- The cover of Funny Aminals, art by Robert Crumb.

Publication information
- Publisher: Apex Novelties
- Format: One-shot
- Genre: Underground Satire;
- No. of issues: 1

Creative team
- Written by: Robert Crumb Justin Green Art Spiegelman Shary Flenniken Jay Lynch Michael McMillan Bill Griffith
- Artist(s): Robert Crumb Justin Green Art Spiegelman Shary Flenniken Jay Lynch Michael McMillan Bill Griffith

= Funny Aminals =

1972 underground comic book

Funny Aminals is a 1972 single-issue anthology underground comic book created by Robert Crumb and a collection of other artists. The work is notable for containing the first published version of Art Spiegelman's Maus, though the version that ran in Funny Aminals was aesthetically and thematically different from the series Spiegelman would publish in Raw Magazine and as a standalone book.

== Publication history ==
Apex Novelties published the book in July 1972, and it had one print run of an estimated 20,000 to 30,000 copies. The book was initially formulated by Terry Zwigoff after a scarring visit to a slaughterhouse as an anti-animal cruelty book, but the submitted stories departed from that narrative line. Zwigoff later relinquished all editorial control over the comic.

== Contents ==

Stories in Funny Aminals
| Story | Artist | Writer |
|---|---|---|
| "Forward" | Justin Green | Justin Green |
| "What a World!" | Robert Crumb | Robert Crumb |
| "Maus" | Art Spiegelman | Art Spiegelman |
| "The Working Girl" | Shary Flenniken | Shary Flenniken |
| "Double Trouble" | Jay Lynch/Robert Crumb | Jay Lynch/Robert Crumb |
| "Captain Flashlight Fights the Animal Cracker Zombies" | Michael McMillan | Michael McMillan |
| "The Toadette King" | Bill Griffith | Bill Griffith |
| "The Bitter Earth" | Justin Green | Justin Green |
| "Stinky the Pig" | Jay Lynch | Jay Lynch |
| "What a World!

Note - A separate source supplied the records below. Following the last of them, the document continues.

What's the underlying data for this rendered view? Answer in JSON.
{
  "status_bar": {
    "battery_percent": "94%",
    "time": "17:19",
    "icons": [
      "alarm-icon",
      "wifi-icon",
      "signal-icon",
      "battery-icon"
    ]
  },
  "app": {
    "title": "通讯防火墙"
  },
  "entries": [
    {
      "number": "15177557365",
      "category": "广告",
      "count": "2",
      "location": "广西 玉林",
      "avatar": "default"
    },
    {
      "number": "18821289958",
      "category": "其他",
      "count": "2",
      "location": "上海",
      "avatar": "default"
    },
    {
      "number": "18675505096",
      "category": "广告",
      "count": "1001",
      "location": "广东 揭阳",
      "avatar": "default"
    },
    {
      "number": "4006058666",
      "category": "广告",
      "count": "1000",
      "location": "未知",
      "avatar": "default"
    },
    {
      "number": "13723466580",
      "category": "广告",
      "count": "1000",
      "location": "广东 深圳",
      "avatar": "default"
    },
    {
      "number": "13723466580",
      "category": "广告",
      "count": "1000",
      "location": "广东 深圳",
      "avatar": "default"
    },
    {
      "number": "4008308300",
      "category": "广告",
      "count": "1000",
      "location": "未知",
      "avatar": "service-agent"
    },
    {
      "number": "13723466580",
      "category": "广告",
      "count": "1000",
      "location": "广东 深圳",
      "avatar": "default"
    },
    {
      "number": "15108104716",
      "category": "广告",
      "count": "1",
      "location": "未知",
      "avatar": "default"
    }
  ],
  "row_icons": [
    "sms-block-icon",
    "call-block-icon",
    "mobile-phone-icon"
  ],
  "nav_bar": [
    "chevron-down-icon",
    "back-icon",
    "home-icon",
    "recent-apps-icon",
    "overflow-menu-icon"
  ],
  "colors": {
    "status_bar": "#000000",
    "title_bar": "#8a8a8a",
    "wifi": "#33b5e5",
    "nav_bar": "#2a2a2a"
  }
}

Part Two" | Robert Crumb | Robert Crumb |
| "Feelin' Glum?" | Jay Lynch | Jay Lynch |

== Reception ==
Underground comix database Comixjoint gave Funny Aminals a 9/10 ranking, calling the writing "solid" and the illustrations "exceptional", adding a four-star historical bonus for Maus. Summarizing his review, writer Steven Fox wrote "Funny Aminals is an uneven book, but its review score (especially the writing score) is boosted by "Maus", which also gets credit for the book's historical bonus. And if Crumb hadn't contributed his crafty penmanship and bawdy humor, even "Maus" wouldn't have been enough to earn Funny Aminals the total score of "9" I begrudgingly bestowed upon it".